The findings of this study may indicate widespread insufficient hand hygiene in the university-going population. Moreover, low scores related to participants’ handwashing knowledge and practice may indicate a need for an extensive public health education program on the topic. The hand hygiene awareness and compliance among the university students were found to be relatively low. The study shows the need for further improvement in the existing hand hygiene behavioral change communication programs to address the gaps in knowledge, attitudes, and practices. Furthermore, multifaceted and dedicated efforts must be undertaken to rectify this attitude and behavior from early on.

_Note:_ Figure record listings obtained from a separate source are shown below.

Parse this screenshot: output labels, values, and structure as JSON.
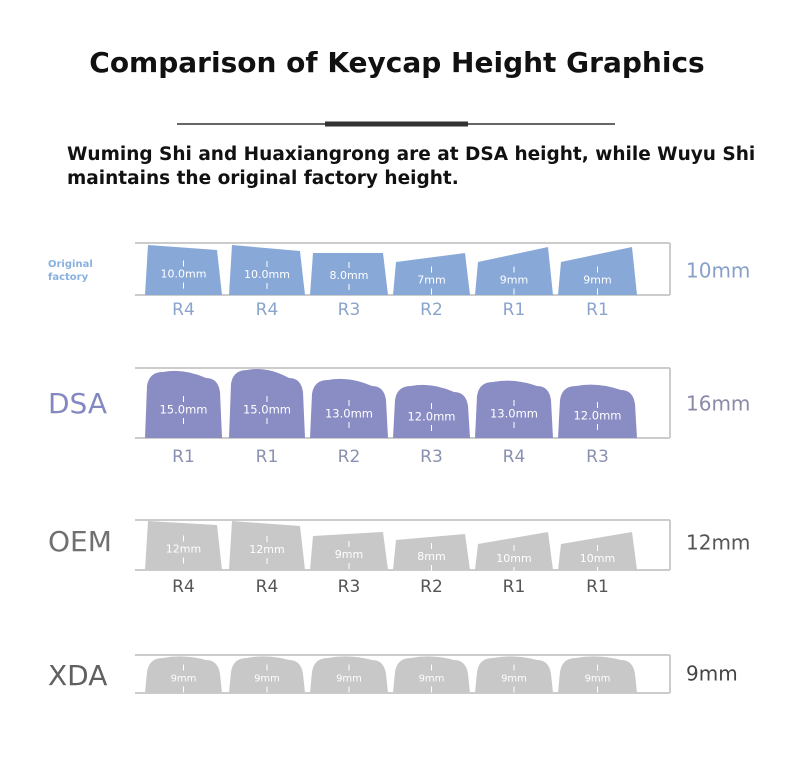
{
  "header": {
    "title": "Comparison of Keycap Height Graphics",
    "subtitle_lines": [
      "Wuming Shi and Huaxiangrong are at DSA height, while Wuyu Shi",
      "maintains the original factory height."
    ]
  },
  "profiles": [
    {
      "label_lines": [
        "Original",
        "factory"
      ],
      "height": "10mm",
      "keys": [
        {
          "size": "10.0mm",
          "row": "R4"
        },
        {
          "size": "10.0mm",
          "row": "R4"
        },
        {
          "size": "8.0mm",
          "row": "R3"
        },
        {
          "size": "7mm",
          "row": "R2"
        },
        {
          "size": "9mm",
          "row": "R1"
        },
        {
          "size": "9mm",
          "row": "R1"
        }
      ]
    },
    {
      "label_lines": [
        "DSA"
      ],
      "height": "16mm",
      "keys": [
        {
          "size": "15.0mm",
          "row": "R1"
        },
        {
          "size": "15.0mm",
          "row": "R1"
        },
        {
          "size": "13.0mm",
          "row": "R2"
        },
        {
          "size": "12.0mm",
          "row": "R3"
        },
        {
          "size": "13.0mm",
          "row": "R4"
        },
        {
          "size": "12.0mm",
          "row": "R3"
        }
      ]
    },
    {
      "label_lines": [
        "OEM"
      ],
      "height": "12mm",
      "keys": [
        {
          "size": "12mm",
          "row": "R4"
        },
        {
          "size": "12mm",
          "row": "R4"
        },
        {
          "size": "9mm",
          "row": "R3"
        },
        {
          "size": "8mm",
          "row": "R2"
        },
        {
          "size": "10mm",
          "row": "R1"
        },
        {
          "size": "10mm",
          "row": "R1"
        }
      ]
    },
    {
      "label_lines": [
        "XDA"
      ],
      "height": "9mm",
      "keys": [
        {
          "size": "9mm"
        },
        {
          "size": "9mm"
        },
        {
          "size": "9mm"
        },
        {
          "size": "9mm"
        },
        {
          "size": "9mm"
        },
        {
          "size": "9mm"
        }
      ]
    }
  ]
}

Therefore, supporting quantity and/or quality of the available campus-based public health education programs and development of hand hygiene promotion programs for the general public based on the findings of this study are recommended.

Acknowledgments

We gratefully acknowledge Government of the People’s Republic of Bangladesh; the Department of Foreign Affairs, Trade and Development, Canada; Swedish International Development Cooperation Agency (Sida); and the Department for International Development (UK Aid) for their unrestricted support and commitment to the International Centre for Diarrhoeal Disease Research, Bangladesh’s research efforts. The authors would also like to thank all the participating students.

Footnotes

Disclosure

The authors report no conflicts of interest in this work.